De recente gebeurtenissen tonen aan dat alle lidstaten voortaan bloot staan aan terroristische acties en dus daarop collectief moeten reageren met een effectieve en uniforme invoering van gemeenschappelijke preventieve maatregelen die gebaseerd zijn op de werkzaamheden van de CEAC.

De beste manier om op deze uitdaging te antwoorden is gebruik te maken van de bevoegdheden van de Gemeenschap, die hun deugdelijkheid reeds hebben bewezen in vele andere sectoren met soortgelijke problemen, en op het gebied van de luchtveiligheid tewerk te gaan zoals de Europese Raad heeft aangegeven.

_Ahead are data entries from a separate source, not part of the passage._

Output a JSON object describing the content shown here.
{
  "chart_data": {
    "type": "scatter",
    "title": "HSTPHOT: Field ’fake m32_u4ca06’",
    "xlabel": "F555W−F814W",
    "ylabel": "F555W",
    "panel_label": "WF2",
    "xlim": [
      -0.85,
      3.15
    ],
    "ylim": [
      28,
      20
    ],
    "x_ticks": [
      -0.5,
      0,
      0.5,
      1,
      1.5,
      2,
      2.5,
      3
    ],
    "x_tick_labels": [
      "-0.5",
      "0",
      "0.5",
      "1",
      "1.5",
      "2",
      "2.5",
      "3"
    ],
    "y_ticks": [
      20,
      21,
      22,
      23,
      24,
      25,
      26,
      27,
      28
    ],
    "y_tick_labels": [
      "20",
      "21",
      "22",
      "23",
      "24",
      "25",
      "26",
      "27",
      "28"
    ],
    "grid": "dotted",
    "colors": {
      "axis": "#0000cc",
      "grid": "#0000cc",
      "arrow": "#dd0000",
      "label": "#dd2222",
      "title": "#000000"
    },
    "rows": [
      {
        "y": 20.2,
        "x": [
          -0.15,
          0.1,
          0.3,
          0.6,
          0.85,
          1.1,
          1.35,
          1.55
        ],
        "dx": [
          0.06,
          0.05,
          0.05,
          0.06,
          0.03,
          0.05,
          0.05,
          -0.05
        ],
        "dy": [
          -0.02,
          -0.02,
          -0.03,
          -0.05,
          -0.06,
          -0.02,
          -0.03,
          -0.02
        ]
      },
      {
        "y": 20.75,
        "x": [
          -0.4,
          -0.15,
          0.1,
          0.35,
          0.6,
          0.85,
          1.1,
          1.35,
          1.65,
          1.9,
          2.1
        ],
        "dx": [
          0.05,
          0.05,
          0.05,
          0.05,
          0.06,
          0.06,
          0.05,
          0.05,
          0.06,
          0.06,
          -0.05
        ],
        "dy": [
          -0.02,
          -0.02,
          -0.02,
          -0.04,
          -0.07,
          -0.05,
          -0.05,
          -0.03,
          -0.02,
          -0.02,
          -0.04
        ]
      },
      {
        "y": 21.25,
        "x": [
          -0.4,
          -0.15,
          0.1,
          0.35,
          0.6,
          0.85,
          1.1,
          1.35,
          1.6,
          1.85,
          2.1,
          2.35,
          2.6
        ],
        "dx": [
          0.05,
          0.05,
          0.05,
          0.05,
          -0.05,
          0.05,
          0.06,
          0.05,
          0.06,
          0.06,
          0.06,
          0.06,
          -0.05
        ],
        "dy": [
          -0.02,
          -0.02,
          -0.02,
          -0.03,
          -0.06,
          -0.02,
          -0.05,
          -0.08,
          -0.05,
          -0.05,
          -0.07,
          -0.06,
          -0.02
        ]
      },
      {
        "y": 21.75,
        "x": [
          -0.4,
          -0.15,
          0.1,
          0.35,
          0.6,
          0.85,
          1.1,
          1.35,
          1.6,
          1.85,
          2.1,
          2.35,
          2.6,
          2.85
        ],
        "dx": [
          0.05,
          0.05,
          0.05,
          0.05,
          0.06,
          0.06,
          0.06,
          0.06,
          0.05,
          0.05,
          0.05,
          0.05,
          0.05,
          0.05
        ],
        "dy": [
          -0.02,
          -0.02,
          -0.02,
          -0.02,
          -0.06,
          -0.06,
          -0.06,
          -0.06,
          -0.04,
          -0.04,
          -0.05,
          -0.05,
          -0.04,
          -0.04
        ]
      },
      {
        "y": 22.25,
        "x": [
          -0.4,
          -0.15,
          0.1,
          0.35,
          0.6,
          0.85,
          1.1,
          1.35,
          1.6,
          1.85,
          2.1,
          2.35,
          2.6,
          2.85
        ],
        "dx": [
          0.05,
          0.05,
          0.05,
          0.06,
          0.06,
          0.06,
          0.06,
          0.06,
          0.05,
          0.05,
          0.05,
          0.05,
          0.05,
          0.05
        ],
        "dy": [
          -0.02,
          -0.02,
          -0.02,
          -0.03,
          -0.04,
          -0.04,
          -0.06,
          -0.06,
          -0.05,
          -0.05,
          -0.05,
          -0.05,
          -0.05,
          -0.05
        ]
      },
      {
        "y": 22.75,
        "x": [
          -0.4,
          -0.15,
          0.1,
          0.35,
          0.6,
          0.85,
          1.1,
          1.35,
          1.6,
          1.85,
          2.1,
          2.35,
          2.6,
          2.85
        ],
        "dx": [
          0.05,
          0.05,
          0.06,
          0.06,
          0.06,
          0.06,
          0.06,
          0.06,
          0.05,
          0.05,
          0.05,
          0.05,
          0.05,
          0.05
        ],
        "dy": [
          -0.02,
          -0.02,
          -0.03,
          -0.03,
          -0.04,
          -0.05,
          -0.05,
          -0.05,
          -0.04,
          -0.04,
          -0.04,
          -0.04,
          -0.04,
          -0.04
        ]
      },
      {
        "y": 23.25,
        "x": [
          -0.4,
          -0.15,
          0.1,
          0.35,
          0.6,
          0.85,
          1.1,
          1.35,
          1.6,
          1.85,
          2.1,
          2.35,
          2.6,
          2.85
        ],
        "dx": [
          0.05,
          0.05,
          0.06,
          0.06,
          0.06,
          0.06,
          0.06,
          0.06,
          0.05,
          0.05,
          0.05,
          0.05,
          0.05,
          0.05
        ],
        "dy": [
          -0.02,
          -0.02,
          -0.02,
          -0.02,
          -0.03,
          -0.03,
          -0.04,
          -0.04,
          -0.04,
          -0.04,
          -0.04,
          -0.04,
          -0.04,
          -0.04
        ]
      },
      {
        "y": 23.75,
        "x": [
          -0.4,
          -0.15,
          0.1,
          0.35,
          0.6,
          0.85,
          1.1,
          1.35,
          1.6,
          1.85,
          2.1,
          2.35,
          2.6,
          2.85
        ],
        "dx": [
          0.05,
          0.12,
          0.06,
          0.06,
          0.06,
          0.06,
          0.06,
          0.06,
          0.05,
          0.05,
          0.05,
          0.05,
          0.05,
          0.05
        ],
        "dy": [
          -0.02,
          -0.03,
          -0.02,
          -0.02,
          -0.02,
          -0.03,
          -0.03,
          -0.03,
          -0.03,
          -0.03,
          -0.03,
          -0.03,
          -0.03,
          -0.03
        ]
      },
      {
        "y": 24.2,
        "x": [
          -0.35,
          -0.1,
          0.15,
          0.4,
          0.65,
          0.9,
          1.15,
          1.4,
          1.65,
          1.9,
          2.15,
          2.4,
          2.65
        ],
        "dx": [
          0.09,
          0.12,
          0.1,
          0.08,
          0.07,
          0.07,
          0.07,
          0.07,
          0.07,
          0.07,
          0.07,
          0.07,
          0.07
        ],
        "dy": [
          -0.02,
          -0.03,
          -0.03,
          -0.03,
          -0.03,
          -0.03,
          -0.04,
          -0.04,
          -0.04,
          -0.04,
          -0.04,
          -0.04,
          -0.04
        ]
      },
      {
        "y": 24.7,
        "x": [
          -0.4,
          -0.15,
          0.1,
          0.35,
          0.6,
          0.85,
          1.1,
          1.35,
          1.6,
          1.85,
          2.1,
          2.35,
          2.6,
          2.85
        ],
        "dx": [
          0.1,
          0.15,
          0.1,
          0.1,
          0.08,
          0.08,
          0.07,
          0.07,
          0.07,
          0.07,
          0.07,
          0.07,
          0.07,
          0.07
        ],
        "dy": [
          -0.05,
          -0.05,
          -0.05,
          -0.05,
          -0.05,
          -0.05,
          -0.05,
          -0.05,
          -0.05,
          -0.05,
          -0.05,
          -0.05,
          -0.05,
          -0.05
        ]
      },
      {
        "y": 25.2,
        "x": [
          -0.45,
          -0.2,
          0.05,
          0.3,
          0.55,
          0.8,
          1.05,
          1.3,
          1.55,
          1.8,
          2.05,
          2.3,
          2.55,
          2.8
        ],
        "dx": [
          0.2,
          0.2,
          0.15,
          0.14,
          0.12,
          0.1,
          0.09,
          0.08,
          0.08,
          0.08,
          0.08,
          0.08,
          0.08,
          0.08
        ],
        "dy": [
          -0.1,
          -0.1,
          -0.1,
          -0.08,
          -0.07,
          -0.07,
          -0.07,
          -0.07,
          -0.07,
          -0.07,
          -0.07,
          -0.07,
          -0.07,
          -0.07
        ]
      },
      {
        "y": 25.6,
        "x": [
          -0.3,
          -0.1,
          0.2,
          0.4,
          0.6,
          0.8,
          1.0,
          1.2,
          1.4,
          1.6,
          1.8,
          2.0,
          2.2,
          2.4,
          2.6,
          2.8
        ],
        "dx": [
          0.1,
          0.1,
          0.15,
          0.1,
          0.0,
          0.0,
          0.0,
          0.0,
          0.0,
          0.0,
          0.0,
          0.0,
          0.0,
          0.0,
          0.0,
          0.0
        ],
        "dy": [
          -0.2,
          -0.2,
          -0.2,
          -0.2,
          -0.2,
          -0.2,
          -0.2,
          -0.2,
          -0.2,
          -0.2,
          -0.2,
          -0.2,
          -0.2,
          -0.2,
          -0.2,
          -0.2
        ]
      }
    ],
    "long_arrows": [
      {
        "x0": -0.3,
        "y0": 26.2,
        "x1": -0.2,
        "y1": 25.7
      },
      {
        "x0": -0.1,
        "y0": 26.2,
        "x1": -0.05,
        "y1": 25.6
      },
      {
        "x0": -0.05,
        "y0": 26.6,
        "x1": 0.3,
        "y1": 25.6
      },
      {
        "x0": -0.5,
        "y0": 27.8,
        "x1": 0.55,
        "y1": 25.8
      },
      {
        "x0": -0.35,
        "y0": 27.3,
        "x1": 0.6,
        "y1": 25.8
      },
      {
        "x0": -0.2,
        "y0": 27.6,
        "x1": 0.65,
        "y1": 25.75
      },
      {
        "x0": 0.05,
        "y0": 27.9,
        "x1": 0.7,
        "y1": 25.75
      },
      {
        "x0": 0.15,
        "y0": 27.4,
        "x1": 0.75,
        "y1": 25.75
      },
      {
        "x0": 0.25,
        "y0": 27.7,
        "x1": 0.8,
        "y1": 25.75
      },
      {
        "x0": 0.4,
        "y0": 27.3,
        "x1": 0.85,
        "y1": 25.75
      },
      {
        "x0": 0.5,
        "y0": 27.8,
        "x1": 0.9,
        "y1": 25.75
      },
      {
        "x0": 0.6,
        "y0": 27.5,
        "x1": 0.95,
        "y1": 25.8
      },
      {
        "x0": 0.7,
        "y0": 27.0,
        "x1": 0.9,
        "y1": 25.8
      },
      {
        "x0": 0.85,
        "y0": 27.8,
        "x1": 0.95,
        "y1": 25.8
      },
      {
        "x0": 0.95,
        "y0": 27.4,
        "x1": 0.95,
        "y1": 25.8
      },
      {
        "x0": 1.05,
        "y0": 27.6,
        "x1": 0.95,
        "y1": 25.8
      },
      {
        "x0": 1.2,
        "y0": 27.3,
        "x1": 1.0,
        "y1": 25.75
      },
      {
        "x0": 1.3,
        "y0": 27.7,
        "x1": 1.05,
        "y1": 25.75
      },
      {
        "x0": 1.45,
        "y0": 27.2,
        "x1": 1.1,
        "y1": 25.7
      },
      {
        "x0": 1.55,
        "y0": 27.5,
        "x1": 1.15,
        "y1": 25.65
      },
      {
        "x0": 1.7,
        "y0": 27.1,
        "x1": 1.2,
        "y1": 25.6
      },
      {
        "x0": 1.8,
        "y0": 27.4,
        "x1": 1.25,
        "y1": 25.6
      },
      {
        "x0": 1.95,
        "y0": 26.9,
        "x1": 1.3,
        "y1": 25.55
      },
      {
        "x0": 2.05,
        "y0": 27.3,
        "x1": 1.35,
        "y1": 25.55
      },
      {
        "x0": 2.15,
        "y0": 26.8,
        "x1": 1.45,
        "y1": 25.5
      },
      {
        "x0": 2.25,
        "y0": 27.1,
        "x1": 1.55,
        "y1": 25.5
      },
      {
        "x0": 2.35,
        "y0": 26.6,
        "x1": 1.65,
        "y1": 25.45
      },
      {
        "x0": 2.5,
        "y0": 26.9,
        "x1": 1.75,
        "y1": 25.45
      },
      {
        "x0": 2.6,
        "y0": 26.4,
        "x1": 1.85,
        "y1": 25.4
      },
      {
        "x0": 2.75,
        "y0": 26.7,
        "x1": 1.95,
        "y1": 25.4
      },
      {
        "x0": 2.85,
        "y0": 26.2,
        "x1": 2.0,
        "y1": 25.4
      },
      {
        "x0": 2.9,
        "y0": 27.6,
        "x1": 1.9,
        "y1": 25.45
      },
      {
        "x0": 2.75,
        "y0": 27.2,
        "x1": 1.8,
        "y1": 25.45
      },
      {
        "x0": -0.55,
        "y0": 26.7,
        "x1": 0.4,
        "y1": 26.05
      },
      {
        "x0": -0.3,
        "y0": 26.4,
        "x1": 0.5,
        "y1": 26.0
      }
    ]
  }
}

De Commissie nodigt dus het Europees Parlement en de Raad uit bijgaande ontwerpverordening aan te nemen. Deze verordening stelt de gemeenschappelijke normen vast die de veiligheid van de burgerluchtvaart moeten waarborgen, geeft de Commissie de nodige bevoegdheden om passende uitvoeringsmaatregelen ter bevordering van de toepassing van die normen vast te stellen en voert een collectief mechanisme voor het controleren van die toepassing in.

Daarnaast zal de Commissie onverwijld een wederkerige controle op de effectieve en uniforme toepassing van de luchtveiligheidsmaatregelen instellen. Ze zal ook maatregelen voorstellen die genomen moeten worden om de bescherming van de burgers van de Europese Unie overal in de wereld te garanderen middelen passende bilaterale of multilaterale regelingen.